Examples: To reproduce the attack (see the repository at https://github.com/LiYuanBoJNU/MPCAttack):

  1. Surrogate Model Setup: Load an ensemble of image encoders covering the three paradigms, such as CLIP (cross-modal), InternVL3-1B (multi-modal understanding), and DINOv2 (visual self-supervised).
  2. Perturbation Generation: Initialize a random adversarial perturbation $\delta$ on a source image. Over 300 optimization iterations, apply a step size of $1/255$ bounded by an $\ell_\infty$-norm constraint of $\epsilon = 16/255$.
  3. Contrastive Matching: Compute the joint feature representations of the source, target, and adversarial images. Optimize the perturbation by minimizing the loss $\mathcal{L}$ based on cosine similarity, pushing the adversarial feature vector toward the target feature vector and away from the source feature vector (using weighting factor $\lambda = 0.6$, temperature $ au = 0.2$, and balance coefficient $\omega = 2$).
  4. Execution: Pass the generated adversarial image to a black-box MLLM with a standard query such as "Describe this image in one concise sentence, no longer than 20 words." The model will output a description matching the hidden semantic target rather than the visually apparent source image.
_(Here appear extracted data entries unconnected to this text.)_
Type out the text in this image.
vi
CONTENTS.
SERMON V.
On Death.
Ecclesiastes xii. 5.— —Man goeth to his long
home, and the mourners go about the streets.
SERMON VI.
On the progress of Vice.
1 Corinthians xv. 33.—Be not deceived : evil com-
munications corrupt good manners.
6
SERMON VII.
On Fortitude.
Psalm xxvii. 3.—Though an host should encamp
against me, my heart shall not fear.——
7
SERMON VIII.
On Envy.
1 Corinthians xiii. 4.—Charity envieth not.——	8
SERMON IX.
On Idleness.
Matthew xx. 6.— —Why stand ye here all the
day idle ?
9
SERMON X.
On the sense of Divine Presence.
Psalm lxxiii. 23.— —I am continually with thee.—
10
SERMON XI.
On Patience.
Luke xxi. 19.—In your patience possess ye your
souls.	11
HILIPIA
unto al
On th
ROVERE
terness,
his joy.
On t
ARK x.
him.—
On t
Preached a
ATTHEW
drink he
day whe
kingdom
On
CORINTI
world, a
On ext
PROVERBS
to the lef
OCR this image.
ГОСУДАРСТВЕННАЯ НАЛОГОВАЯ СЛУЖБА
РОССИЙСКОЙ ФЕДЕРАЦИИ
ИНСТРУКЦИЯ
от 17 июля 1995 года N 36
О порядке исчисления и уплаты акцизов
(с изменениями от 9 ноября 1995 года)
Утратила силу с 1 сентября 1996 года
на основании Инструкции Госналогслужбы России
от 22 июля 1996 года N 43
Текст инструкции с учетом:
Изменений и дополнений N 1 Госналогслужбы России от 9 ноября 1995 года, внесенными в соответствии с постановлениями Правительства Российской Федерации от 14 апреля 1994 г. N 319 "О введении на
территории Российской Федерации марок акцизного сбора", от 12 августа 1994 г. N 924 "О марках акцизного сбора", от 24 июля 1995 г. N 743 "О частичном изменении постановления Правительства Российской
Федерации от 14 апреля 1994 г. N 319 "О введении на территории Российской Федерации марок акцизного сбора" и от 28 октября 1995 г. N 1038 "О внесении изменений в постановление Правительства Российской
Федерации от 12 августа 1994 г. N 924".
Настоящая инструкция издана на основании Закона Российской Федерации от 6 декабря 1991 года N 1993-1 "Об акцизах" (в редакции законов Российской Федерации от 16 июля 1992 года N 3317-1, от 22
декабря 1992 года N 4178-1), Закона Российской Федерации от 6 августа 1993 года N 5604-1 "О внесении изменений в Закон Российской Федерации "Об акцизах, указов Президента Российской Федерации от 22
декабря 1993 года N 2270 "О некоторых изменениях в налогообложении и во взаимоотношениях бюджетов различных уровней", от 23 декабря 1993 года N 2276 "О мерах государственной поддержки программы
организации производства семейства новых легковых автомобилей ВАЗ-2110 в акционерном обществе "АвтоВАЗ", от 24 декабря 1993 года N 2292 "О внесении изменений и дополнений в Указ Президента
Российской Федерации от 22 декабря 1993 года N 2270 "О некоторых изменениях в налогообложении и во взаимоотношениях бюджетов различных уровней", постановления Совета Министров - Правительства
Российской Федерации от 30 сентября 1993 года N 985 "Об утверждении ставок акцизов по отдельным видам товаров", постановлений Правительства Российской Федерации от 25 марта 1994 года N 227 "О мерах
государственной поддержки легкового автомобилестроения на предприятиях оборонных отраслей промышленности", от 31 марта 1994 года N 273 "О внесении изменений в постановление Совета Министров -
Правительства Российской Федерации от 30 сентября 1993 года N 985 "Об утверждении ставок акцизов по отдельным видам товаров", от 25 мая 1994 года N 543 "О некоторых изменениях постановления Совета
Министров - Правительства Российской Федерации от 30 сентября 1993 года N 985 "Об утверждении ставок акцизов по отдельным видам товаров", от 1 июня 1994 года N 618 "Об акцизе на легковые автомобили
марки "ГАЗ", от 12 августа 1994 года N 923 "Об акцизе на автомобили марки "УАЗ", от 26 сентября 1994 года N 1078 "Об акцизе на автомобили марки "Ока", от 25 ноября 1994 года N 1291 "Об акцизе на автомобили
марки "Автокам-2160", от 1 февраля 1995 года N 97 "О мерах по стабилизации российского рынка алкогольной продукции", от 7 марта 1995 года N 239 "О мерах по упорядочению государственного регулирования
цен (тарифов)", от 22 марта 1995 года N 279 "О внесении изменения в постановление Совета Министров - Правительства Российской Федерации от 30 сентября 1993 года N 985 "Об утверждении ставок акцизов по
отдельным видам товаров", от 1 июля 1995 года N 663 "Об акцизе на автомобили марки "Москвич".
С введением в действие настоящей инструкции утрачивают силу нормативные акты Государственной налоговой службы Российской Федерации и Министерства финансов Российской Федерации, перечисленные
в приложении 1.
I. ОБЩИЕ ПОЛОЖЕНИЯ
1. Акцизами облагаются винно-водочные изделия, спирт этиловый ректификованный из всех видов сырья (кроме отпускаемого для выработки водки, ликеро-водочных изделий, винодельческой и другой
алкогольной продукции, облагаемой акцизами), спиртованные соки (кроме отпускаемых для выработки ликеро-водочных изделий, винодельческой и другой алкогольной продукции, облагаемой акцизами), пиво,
Impact: This vulnerability allows remote attackers to bypass the visual processing integrity of black-box MLLMs without requiring access to the target model's weights or architecture. By feeding the model a visually benign but mathematically perturbed image, an attacker can arbitrarily dictate the model's textual output or induce severe semantic hallucinations. This compromises the reliability of MLLM-driven systems in safety-critical domains, such as automated visual inspection, content moderation, and autonomous reasoning systems.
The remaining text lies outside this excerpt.